- Education: Harvard College (BA), CalArts(MFA), MIT (PhD)
- Known for: Green IT Environmental Informatics research
- Awards: 2007 NSF CAREER award 2008 Sloan Research Fellow
- Scientific career
- Fields: Informatics
- Workplaces: University of California, Irvine

= Bill Tomlinson =

American computer scientist

William M. "Bill" Tomlinson is a professor of informatics at the University of California, Irvine, and a researcher in the California Institute for Telecommunications and Information Technology. He studies the fields of environmental informatics, human-computer interaction, multi-agent systems and computer-supported learning. His book Greening through IT (MIT Press, 2010) examines the ways in which information technology can help people think and act on the broad scales of time, space, and complexity necessary for us to address the world's current environmental issues. In addition, he has authored dozens of papers across a range of journals and conferences in computing, the learning sciences, and the law. His work has been reviewed by The Wall Street Journal, The Washington Post, the Los Angeles Times, Wired.com, Scientific American Frontiers, CNN, and the BBC. In 2007, he received an NSF CAREER award, and in 2008 he was selected as a Sloan Research Fellow. He holds an AB in biology from Harvard College, an MFA in experimental animation from CalArts, and SM and PhD degrees from the MIT Media Lab.

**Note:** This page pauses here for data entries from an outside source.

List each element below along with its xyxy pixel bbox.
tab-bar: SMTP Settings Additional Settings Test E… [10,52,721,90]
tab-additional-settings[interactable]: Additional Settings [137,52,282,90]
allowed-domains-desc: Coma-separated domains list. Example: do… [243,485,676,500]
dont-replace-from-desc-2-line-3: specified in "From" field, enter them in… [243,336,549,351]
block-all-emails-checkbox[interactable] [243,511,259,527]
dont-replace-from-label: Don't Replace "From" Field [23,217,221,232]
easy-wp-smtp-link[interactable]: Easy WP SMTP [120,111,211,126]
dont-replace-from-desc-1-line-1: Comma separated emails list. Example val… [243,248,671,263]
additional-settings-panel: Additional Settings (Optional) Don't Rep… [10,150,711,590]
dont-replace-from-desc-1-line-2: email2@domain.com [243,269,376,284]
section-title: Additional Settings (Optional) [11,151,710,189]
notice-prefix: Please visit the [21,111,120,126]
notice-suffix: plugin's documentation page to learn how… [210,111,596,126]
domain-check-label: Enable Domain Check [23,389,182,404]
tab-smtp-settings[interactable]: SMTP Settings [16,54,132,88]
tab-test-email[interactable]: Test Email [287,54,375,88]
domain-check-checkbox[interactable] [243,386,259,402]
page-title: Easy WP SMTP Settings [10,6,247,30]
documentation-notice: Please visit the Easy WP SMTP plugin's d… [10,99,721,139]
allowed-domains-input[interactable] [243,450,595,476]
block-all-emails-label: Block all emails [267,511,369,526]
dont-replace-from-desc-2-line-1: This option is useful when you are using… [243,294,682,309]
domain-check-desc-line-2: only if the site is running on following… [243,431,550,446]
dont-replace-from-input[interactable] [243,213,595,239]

His animated film, Shaft of Light, screened at the 1997 Sundance Film Festival and dozens of other film festivals around the world. His 2009 paper with Andrew Torrance on patent systems has been cited in amicus briefs and in a writ filed with the United States Supreme Court.

In 2012, he promoted and led a pioneering experimental work on collaborative writing, that provided the first extensive discussion of the experiential aspects of large-scale collaborative research by documenting the collaborative development process of an academic paper written by a collective of thirty authors.

Currently his research is focused on the expanding field on disaster informatics, which deals with using information technology on limited resources in times of disaster or chaos to locate scarce resources.